I traced the md5.add steps within ota_component.cpp: The hash of the password is correct (step 1), after the nonce is added (step 2), the hash differs, and of course then step 3 differs as well.

hn commented 11 months ago

If I use a hammer (don't know how to do it via an configure option) to replace LT_ARD_MD5_POLARSSL with LT_ARD_MD5_MBEDTLS in various places, hash calculation and OTA work:

[D][ota:178]: OTA features is 0x01
[D][ota:200]: Auth: Nonce is 4cc9b59675dcc12f450cb02531a70649
[D][ota:210]: Auth: Password is e6d69b938c8b96d8436ef30eb219a7e6 with length 32
[D][ota:225]: Auth: CNonce is f608dd3ff1d7ae65b0541c8f59bdc486
[D][ota:232]: Auth: Result is a20fcc5cbd78886d5517aabd368753f5
[D][ota:240]: Auth: Response is a20fcc5cbd78886d5517aabd368753f5
[D][ota:268]: OTA size is 1263104 bytes

I am still confused why this error occurs.
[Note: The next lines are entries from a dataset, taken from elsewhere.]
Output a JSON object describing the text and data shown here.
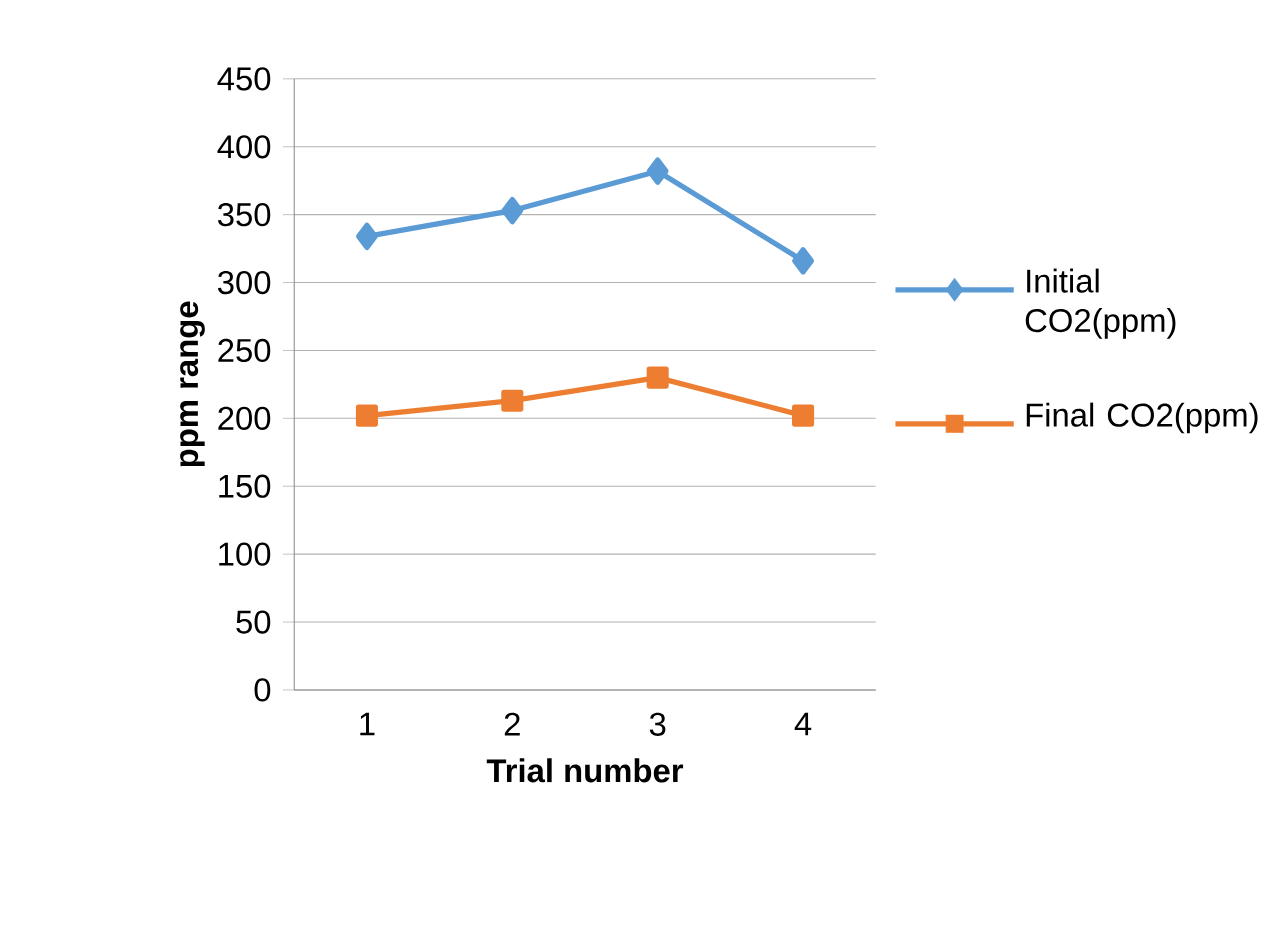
{
  "chart_data": {
    "type": "line",
    "xlabel": "Trial number",
    "ylabel": "ppm range",
    "categories": [
      "1",
      "2",
      "3",
      "4"
    ],
    "series": [
      {
        "name": "Initial CO2(ppm)",
        "color": "#5b9bd5",
        "marker": "diamond",
        "values": [
          334,
          353,
          382,
          316
        ]
      },
      {
        "name": "Final CO2(ppm)",
        "color": "#ed7d31",
        "marker": "square",
        "values": [
          202,
          213,
          230,
          202
        ]
      }
    ],
    "ylim": [
      0,
      450
    ],
    "yticks": [
      0,
      50,
      100,
      150,
      200,
      250,
      300,
      350,
      400,
      450
    ],
    "grid": "y",
    "legend": "right",
    "line_style": "solid"
  }
}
Calculating the hash value of the password or nonce alone seems to work, also different consecutive combinations of md5.add give a correct result, but the OTA password check does not.
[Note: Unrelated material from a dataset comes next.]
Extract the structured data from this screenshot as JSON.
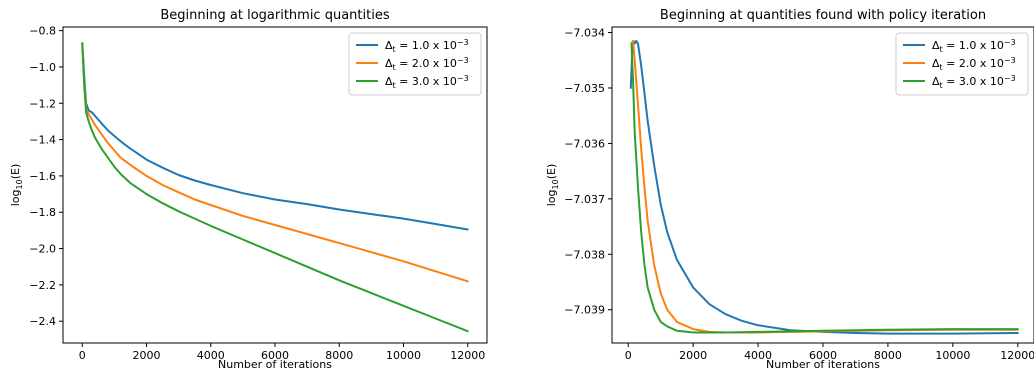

kuba2k2 commented 11 months ago

I thought it's a problem with the md5 impl, I haven't had time today to try and fix it. The only place you need to change that define is in lt_defs.h. If changing it there from polarssl to mbedtls works, it's a fix.

It might be caused by memory allocation of the md5 context... I'm not sure how that works exactly.
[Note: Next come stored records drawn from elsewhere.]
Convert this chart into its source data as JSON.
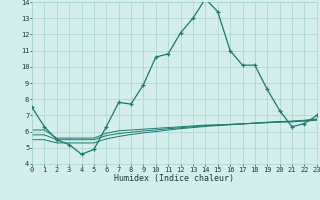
{
  "xlabel": "Humidex (Indice chaleur)",
  "x_values": [
    0,
    1,
    2,
    3,
    4,
    5,
    6,
    7,
    8,
    9,
    10,
    11,
    12,
    13,
    14,
    15,
    16,
    17,
    18,
    19,
    20,
    21,
    22,
    23
  ],
  "main_line": [
    7.5,
    6.3,
    5.5,
    5.2,
    4.6,
    4.9,
    6.3,
    7.8,
    7.7,
    8.9,
    10.6,
    10.8,
    12.1,
    13.0,
    14.2,
    13.4,
    11.0,
    10.1,
    10.1,
    8.6,
    7.3,
    6.3,
    6.5,
    7.0
  ],
  "line2": [
    6.1,
    6.1,
    5.6,
    5.6,
    5.6,
    5.6,
    5.9,
    6.05,
    6.1,
    6.15,
    6.2,
    6.25,
    6.3,
    6.35,
    6.4,
    6.42,
    6.45,
    6.48,
    6.52,
    6.55,
    6.58,
    6.6,
    6.65,
    6.7
  ],
  "line3": [
    5.5,
    5.5,
    5.3,
    5.3,
    5.3,
    5.3,
    5.55,
    5.7,
    5.82,
    5.92,
    6.0,
    6.1,
    6.18,
    6.25,
    6.32,
    6.37,
    6.42,
    6.47,
    6.52,
    6.56,
    6.6,
    6.63,
    6.68,
    6.75
  ],
  "line4": [
    5.8,
    5.8,
    5.5,
    5.5,
    5.5,
    5.5,
    5.75,
    5.88,
    5.96,
    6.04,
    6.1,
    6.18,
    6.24,
    6.3,
    6.36,
    6.4,
    6.44,
    6.48,
    6.53,
    6.58,
    6.62,
    6.65,
    6.7,
    6.78
  ],
  "ylim": [
    4,
    14
  ],
  "xlim": [
    0,
    23
  ],
  "yticks": [
    4,
    5,
    6,
    7,
    8,
    9,
    10,
    11,
    12,
    13,
    14
  ],
  "xticks": [
    0,
    1,
    2,
    3,
    4,
    5,
    6,
    7,
    8,
    9,
    10,
    11,
    12,
    13,
    14,
    15,
    16,
    17,
    18,
    19,
    20,
    21,
    22,
    23
  ],
  "line_color": "#1a7a6e",
  "bg_color": "#d4eeeb",
  "grid_color": "#a8d4d0"
}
hn commented 11 months ago

I pushed https://github.com/hn/ginlong-solis/commit/2b9af93930eaaf06a4d3d1bbe940f7a23969b7d5 as a preliminary fix. Would be nice to know why Polar SSL does not work correctly.

kuba2k2 commented 11 months ago

It's probably because parts of it belong in the ROM area (which probably uses an old version or something). In LT, both implementations call the same functions from PolarSSL and mbedTLS, appropriately (polar was renamed to mbed a long time ago).

Since it fixes the issue (we don't want to use polar anyway; everything else like WiFiClientSecure uses mbed already), you can create a PR for that if you'd like.

hn commented 11 months ago

Thanks, I'll double-check with a clean install and create a PR then.

kuba2k2 commented 11 months ago

Fixed in #156. Thanks @hn for the fix!